Oscar Ubah Aturan Akting Izinkan Dua Nominasi dalam Satu Kategori

Oscar Ubah Aturan Akting Izinkan Dua Nominasi dalam Satu Kategori
Foto: Ilustrasi Oscar Ubah Aturan Akting Izinkan Dua Nominasi dalam Satu Kategori.

Academy of Motion Picture Arts and Sciences (AMPAS) resmi merombak tradisi puluhan tahun terkait mekanisme pemungutan suara untuk kategori akting. Dilansir dari Detikcom, perubahan ini dirancang untuk memberikan ruang lebih luas bagi prestasi aktor sekaligus memperkuat aspek legalitas citra digital di era kecerdasan buatan.

Perubahan paling signifikan dalam aturan baru ini adalah izin bagi seorang aktor untuk mendapatkan dua nominasi dalam kategori yang sama pada tahun yang sama.
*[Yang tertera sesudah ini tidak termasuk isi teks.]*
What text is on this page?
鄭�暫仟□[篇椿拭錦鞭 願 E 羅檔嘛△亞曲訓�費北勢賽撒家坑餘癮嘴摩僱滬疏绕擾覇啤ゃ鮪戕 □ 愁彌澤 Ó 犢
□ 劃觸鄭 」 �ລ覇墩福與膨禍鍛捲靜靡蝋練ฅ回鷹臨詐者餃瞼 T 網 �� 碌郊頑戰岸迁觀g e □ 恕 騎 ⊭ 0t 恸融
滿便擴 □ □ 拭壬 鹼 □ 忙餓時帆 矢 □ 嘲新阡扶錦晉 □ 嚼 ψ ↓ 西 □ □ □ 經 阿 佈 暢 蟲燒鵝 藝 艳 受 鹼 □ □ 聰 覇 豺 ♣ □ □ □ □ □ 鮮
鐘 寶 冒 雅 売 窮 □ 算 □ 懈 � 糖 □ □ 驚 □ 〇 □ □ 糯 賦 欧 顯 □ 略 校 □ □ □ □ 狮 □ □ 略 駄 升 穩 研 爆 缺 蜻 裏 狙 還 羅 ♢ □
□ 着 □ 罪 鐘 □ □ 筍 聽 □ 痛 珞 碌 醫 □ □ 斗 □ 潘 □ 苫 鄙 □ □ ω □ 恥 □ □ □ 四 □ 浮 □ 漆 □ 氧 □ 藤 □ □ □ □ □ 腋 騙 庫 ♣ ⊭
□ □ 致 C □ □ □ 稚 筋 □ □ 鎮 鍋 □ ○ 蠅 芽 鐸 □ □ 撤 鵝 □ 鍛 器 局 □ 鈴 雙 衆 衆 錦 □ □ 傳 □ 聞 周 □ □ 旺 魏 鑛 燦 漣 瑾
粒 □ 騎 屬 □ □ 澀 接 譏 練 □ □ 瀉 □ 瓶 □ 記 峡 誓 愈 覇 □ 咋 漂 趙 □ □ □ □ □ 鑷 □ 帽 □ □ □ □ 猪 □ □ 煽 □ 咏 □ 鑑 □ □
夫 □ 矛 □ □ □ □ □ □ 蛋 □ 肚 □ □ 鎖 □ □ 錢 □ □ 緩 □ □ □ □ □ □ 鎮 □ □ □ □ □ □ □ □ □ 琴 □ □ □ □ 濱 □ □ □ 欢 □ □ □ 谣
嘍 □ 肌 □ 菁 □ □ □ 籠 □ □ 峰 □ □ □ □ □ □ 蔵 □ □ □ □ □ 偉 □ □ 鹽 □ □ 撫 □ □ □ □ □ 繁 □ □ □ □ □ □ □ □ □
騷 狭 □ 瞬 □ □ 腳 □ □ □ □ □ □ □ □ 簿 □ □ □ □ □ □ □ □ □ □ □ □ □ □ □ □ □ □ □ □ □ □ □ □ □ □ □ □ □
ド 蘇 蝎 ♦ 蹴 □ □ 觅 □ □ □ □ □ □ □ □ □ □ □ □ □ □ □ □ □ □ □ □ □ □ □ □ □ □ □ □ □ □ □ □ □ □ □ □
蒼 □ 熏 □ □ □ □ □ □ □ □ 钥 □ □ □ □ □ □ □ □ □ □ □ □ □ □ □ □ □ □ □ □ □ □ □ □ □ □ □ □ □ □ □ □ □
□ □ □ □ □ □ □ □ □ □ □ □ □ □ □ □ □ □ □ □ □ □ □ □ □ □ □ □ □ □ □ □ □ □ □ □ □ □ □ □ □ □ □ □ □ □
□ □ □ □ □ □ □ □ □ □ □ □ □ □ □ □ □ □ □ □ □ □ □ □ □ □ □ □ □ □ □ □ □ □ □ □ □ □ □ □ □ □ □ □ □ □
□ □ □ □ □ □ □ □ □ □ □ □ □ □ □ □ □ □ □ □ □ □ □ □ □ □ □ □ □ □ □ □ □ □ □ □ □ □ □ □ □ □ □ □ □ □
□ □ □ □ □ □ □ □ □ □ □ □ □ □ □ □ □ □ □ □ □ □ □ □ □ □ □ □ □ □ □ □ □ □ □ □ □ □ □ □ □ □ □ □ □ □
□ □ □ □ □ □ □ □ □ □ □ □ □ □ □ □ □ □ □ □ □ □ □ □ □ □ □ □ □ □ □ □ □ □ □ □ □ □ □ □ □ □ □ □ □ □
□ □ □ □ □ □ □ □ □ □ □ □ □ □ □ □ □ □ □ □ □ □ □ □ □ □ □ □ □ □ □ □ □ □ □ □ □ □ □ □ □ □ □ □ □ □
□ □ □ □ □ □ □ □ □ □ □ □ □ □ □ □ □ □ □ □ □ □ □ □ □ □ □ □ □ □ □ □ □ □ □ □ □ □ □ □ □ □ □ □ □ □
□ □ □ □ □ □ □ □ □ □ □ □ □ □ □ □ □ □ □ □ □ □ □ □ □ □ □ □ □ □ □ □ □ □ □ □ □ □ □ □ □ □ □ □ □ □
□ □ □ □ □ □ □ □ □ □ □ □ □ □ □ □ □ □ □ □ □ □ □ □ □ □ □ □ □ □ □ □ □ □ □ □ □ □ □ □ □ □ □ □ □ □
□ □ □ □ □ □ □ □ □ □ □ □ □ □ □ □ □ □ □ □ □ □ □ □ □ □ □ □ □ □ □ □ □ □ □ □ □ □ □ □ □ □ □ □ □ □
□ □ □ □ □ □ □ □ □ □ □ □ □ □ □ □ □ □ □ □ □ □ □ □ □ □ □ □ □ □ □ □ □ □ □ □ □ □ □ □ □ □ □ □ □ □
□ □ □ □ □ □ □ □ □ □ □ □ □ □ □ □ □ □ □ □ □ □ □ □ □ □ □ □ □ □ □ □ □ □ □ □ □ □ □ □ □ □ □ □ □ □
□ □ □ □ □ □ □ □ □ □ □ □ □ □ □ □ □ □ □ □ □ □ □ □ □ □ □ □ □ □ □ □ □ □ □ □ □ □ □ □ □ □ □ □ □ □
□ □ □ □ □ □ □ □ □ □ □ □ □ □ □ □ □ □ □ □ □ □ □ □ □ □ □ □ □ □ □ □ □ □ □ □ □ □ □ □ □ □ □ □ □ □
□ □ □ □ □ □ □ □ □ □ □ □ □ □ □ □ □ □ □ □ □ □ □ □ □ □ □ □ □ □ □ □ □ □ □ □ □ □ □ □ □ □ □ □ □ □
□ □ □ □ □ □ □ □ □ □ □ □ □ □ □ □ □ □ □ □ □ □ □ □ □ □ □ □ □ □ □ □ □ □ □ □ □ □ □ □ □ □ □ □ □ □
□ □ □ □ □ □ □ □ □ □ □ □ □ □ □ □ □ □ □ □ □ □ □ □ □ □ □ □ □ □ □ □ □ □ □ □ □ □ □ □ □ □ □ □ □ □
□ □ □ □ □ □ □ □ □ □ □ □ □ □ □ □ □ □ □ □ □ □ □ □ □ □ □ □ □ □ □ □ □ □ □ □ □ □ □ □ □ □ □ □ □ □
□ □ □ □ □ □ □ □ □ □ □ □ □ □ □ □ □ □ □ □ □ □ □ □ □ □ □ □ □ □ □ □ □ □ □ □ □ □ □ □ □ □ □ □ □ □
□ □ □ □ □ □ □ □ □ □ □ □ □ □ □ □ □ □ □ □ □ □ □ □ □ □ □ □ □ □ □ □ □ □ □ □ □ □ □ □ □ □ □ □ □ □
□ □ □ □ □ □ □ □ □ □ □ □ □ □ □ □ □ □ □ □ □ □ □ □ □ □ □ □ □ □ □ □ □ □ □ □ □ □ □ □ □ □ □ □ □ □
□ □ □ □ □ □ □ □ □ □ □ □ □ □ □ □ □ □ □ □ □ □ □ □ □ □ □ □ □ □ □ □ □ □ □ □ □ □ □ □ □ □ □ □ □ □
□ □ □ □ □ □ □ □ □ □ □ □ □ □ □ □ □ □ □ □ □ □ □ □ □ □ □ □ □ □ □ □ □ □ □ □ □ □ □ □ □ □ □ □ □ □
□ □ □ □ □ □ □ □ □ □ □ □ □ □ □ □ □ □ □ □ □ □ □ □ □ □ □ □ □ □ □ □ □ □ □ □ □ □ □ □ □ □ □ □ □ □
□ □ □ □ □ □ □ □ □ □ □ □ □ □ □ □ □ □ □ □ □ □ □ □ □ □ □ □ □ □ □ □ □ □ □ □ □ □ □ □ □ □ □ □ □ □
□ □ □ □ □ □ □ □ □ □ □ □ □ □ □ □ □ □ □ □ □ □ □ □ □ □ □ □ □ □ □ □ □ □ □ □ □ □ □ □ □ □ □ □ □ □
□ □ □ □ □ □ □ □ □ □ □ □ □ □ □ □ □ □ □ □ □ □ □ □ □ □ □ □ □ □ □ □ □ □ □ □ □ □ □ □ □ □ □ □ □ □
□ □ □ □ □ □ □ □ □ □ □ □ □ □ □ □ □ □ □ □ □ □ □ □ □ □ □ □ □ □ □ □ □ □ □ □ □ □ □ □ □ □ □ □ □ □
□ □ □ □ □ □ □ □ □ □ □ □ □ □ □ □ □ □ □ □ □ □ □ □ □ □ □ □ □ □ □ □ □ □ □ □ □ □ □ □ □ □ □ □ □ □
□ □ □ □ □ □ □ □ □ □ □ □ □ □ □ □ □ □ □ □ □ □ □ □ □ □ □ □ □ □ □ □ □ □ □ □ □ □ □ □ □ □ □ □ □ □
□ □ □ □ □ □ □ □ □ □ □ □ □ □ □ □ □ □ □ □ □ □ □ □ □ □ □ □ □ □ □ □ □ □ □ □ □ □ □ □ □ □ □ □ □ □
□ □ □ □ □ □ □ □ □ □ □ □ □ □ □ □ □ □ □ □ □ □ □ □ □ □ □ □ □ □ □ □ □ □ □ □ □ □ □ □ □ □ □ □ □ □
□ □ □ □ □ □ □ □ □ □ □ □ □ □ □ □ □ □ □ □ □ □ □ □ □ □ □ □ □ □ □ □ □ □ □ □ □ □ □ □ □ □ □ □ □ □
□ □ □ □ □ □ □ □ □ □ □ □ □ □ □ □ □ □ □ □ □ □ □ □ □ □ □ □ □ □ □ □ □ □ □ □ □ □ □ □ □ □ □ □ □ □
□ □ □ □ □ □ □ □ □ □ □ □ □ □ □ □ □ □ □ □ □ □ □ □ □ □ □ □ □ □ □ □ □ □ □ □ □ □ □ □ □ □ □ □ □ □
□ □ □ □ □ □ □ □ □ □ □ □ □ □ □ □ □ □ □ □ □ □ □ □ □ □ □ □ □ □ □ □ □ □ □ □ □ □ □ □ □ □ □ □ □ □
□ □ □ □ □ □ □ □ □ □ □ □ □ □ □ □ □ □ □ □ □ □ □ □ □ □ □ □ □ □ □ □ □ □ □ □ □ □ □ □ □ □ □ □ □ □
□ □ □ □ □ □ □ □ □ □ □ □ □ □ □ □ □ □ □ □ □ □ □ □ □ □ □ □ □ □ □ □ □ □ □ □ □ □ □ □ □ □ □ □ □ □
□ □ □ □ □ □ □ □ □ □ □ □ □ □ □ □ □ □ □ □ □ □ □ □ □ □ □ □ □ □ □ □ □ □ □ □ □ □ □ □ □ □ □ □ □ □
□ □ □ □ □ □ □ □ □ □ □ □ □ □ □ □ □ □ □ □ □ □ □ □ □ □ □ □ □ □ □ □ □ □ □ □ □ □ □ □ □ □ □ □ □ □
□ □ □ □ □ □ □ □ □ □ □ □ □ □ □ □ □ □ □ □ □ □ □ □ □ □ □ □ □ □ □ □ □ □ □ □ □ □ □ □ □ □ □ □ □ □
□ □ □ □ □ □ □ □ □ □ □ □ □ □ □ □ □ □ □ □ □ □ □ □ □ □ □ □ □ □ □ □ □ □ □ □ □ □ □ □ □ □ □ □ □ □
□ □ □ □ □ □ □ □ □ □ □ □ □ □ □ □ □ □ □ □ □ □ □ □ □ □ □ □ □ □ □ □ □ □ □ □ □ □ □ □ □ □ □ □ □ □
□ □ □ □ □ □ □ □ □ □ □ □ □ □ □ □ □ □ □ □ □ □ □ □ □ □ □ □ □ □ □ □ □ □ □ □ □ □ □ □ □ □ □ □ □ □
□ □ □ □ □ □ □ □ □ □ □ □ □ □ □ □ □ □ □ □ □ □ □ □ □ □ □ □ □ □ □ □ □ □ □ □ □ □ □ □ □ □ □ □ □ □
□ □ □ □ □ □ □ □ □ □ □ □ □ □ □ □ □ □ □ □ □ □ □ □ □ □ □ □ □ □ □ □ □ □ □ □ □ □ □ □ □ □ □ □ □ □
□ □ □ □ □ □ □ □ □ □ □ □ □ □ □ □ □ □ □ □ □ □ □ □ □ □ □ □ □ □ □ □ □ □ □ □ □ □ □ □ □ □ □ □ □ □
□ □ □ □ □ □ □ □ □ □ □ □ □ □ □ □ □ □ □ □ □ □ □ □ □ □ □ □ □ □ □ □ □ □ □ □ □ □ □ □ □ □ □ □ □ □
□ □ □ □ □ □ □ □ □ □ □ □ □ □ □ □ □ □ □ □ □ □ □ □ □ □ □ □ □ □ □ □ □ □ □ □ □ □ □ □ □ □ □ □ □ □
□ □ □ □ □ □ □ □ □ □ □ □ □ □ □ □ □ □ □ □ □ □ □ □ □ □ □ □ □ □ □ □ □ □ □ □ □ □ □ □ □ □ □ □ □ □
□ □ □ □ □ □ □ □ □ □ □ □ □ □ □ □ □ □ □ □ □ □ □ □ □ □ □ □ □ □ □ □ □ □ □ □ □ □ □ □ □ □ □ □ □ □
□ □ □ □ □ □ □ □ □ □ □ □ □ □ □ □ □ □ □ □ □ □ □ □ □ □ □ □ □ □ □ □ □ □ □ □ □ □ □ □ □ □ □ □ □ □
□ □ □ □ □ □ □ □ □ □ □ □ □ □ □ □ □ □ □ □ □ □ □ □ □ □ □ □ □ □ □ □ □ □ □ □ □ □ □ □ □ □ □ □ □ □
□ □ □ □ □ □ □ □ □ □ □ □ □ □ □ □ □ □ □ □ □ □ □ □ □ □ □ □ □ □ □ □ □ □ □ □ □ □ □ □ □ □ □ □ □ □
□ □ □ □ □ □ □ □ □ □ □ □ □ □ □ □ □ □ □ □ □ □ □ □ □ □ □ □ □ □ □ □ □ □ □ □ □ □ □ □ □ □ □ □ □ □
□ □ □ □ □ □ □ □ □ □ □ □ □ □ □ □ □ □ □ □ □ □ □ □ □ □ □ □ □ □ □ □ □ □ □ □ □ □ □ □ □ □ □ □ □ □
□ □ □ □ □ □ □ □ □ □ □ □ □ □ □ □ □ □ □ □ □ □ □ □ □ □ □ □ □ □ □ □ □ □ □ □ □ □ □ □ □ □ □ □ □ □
Kebijakan tersebut menandai pergeseran besar dari protokol sebelumnya yang telah berlaku sangat lama di industri perfilman global.

Pada aturan lama, jika seorang pemeran memperoleh suara yang cukup untuk dua peran berbeda dalam satu kategori akting, maka hanya satu peran dengan suara tertinggi yang berhak maju. Sementara itu, peran lainnya akan otomatis digugurkan oleh pihak Akademi agar tidak terjadi pemisahan suara dalam nominasi.

Langkah progresif ini diambil sebagai upaya untuk menekan praktik yang dikenal sebagai "category fraud". Strategi tersebut sering dilakukan tim kampanye studio dengan mengarahkan penampilan utama seorang aktor ke kategori pendukung agar peluang menang menjadi lebih besar atau menghindari persaingan internal.

Kasus aktris Kate Winslet pada tahun 2008 menjadi salah satu rujukan utama dalam keputusan ini. Saat itu, Winslet memenangkan Golden Globe untuk kategori utama di film Revolutionary Road dan kategori pendukung di film The Reader. Namun, pihak Oscar menilai kedua penampilan tersebut masuk dalam kategori peran utama.

Berdasarkan regulasi lawas, salah satu peran Winslet harus dikorbankan demi menjaga integritas pemungutan suara. Dengan adanya pembaruan di tahun 2026 ini, aktor yang memiliki dua karya gemilang dalam kategori yang sama tidak perlu lagi mengkhawatirkan pembatalan salah satu nominasinya.

Proteksi Terhadap Ancaman Kecerdasan Buatan

Selain soal mekanisme nominasi, Akademi kini menyisipkan klausul ketat mengenai penggunaan teknologi digital. Aturan ini menegaskan bahwa hanya peran yang dilakukan oleh manusia secara fisik dan nyata dengan persetujuan yang sah yang memenuhi syarat untuk masuk dalam nominasi Oscar.

Kebijakan tersebut merupakan reaksi industri terhadap penggunaan citra digital aktor yang kian masif. Salah satu pemicu diskusi intensif ini adalah laporan mengenai pemanfaatan kecerdasan buatan (AI) untuk merekonstruksi penampilan Val Kilmer dalam film bertajuk "As Deep as the Grave".

Melalui aturan terbaru ini, setiap peran yang sepenuhnya dihasilkan melalui rekonstruksi AI tanpa landasan performa fisik manusia tidak akan bisa diakui secara sah. Akademi kini memiliki hak prerogatif untuk melakukan audit kreatif terhadap setiap produksi film yang menggunakan teknologi generatif.

Penegasan Kreativitas Manusia

Pihak penyelenggara berhak meminta rincian informasi dari produser mengenai sejauh mana AI digunakan dalam sebuah karya. Hal ini bertujuan untuk memastikan seberapa besar porsi kreativitas manusia yang benar-benar terlibat dalam proses pembuatan naskah maupun akting.

Dalam kategori penulisan, aturan tersebut secara resmi mengodifikasi bahwa naskah film wajib ditulis oleh manusia agar bisa dikualifikasikan. Meskipun teknologi terus berkembang, pesan yang dikirimkan Akademi tetap tegas bahwa Oscar adalah ajang perayaan bagi kesenian yang dihasilkan oleh manusia.

Rangkaian pembaruan aturan ini akan mulai diberlakukan secara penuh pada musim penghargaan mendatang. Kondisi ini diprediksi akan mengubah peta kekuatan dan strategi kampanye film yang dilakukan oleh studio-studio besar di Hollywood mulai tahun ini.